Truth About Computer Security Hysteria
Virus panics until the world obeys!
George C. Smith, Ph.D.,
Sunday, 28 May 2000
I was in Maui a week or so ago defending and observing the infrastructure. (I saw that smirk!)
While I was there, the San Francisco Examiner ran an above-the-fold story about NewLove virus
"raging" through the Internet. In the past few weeks, viruses are always "raging." It was
said to be decimating the infrastructure a mere two weeks after LoveBug.
I checked the infrastructure on the west side of Maui. It was pretty good. ATM's worked. Planes carrying
tourists came in. Business bizzed. T-shirt shops in LaHaina, all using computers, sold crummy T-shirts in bulk.
Car rentals rented. The restaurants overcharged. All computerized. Maui was red hot.
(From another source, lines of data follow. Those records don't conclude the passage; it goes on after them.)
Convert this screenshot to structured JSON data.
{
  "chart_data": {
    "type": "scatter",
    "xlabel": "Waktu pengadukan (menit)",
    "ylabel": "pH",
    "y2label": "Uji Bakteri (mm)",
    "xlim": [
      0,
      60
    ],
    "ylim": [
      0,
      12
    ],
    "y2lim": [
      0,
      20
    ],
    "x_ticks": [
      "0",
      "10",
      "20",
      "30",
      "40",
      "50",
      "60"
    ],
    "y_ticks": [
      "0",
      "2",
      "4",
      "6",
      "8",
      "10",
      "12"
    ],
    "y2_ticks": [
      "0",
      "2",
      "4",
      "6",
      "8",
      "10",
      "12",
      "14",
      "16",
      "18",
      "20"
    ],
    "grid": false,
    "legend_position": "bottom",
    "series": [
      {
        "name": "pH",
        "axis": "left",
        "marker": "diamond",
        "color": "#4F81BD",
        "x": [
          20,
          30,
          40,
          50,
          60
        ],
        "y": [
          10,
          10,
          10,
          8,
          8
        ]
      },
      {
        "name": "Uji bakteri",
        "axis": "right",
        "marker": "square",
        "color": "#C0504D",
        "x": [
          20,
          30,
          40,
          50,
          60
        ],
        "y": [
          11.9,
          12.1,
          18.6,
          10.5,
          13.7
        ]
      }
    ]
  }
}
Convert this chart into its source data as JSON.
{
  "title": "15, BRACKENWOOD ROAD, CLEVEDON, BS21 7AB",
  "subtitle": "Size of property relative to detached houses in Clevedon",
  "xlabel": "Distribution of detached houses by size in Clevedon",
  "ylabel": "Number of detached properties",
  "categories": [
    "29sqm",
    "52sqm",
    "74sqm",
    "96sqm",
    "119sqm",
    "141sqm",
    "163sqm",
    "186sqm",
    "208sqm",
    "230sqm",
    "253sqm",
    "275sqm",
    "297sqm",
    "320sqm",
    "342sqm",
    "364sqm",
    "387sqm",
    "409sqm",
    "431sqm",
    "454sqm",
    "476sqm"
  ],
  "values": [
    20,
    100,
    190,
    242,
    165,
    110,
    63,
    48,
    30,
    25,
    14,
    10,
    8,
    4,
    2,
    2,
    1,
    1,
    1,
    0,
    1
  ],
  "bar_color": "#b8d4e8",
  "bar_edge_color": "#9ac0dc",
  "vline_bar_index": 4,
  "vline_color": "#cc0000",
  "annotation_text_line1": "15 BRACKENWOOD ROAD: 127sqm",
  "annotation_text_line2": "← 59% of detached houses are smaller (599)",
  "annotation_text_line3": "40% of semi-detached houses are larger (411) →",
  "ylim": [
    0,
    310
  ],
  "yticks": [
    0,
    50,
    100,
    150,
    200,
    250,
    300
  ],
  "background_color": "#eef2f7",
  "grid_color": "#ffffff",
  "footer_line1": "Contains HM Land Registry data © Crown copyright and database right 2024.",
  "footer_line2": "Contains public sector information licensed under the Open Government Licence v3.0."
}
Predictions of infrastructure doom were falling on deaf ears. Oh sure, plenty of people saw the news. But
did they care? Empirical evidence suggested not.
Fast forward to Pasadena on Saturday, May 27. Another virus is "raging" through the Internet, set
to take advantage of the Memorial Day weekend. How do I know? AP, the NIPC and a couple anti-virus
companies said so. They must be right! Right? Page your network administrator! Send a blizzard of e-mail
I asked the neighbors, who were barbecuing, if they had been frightened by NewResumeNotBugLoveButSortaLikeMelissa.
They were enjoying the weekend and would not obey. I went to the supermarket. No problem — bought peel-and-eat
shrimp. Maybe computers were going to get corrupted at the start of the work week, but for now, it looked like
everyone was going to PARTY 'TIL THE WORLD OBEYED!
So here's the crux of it. I made the point during LoveBug that people didn't really want to do anything productive
about computer viruses except make a mass concerned noise and run around pretending that their hair was on fire.
Get ready for more alarms, I predicted. They're coming your way, I said. No one really cares enough.
Viruses are too great as publicity ops for Congress, computer pundits and security firms.
Info-war with viruses is Hell! But never so hellish it can't be used for an advertorial...
It took merely a week for my prediction to come true. I would have guessed more than a month.
So, my questions are these:
- What should be the function of anti-virus companies and/or NIPC virus-stoppers? To stop viruses and educate
about them? Or just to alarm on them? If it's the latter, we're paying too much for the service. Any yahoo can
start a computer virus warning service. Multiples of viruses are published each day and it's not much serious work
at all to issue publicity statements on handfuls that fall into your hands. There's no barrier to entry. Who
should do it? The government? The corporate sector? Anybody and everybody, the more the merrier?
If you want anti-virus companies and/or NIPC to stop viruses more effectively, or educate about them, why aren't
they? It's not like the currency in computer viruses has passed a technological milestone utterly baffling to
virus-hunters. This stuff was well understood years ago.
Do you feel educated about computer viruses? "They're bad stuff; practice safe hex, keep your anti-virus
software up to date," doesn't cut it.
OK. Write Michelangelo or any other "popular" virus of your choice in pseudo-code statements. That is,
construct a logical decision tree written in -plain, jargon-free English- that describes the stepwise action of the
virus when it is executed. If you can't, that's OK, too.
- How do media, NIPC and press release alarms every three days about whatever new virus has been sampled from a
virus-writer's collection serve the greater good? Be precise, give examples.
Do they result in less viruses in circulation or more? Do you think virus-writers are stimulated by public
attention, by a "jazz" received from knowing authority figures are huffing and puffing about them? Or
are virus-writers running for cover, vowing to mend their evil nerd ways, fearful that they will soon be dispatched
to the trashpits of Gehenna by an angry mob. Do you think most virus-writers take the statements of law
enforcement and Congress seriously? If not, what are the implications for policy or laws aimed specifically at
Do you think frenzies over computer viruses artificially cock expert and journalistic reporting on the subject?
- If the same "experts" have said the same thing about computer viruses before government bodies for
the past four years — and they have, trust your friendly interlocutor on this one — what can be said, using
observation and critical sense, about the effect and nature of the debate on the subject? That it does no good?
Or that it does lots of good? Or is it impossible to measure? Who benefits directly from these regular circular
discussions? Do you feel "experts" are accurately describing the precise degree, intensity and nature of
the computer virus threat?
- When do you think the "infrastructure" of the US will fail -catastrophically- due to a computer
virus? (OK — I'll make this easy. When do you think a computer virus will make something like half of Los Alamos
burn down in a day?) Explain.
Try to avoid over-reliance on computer security jargon or impressive-sounding but vague wonk-speak.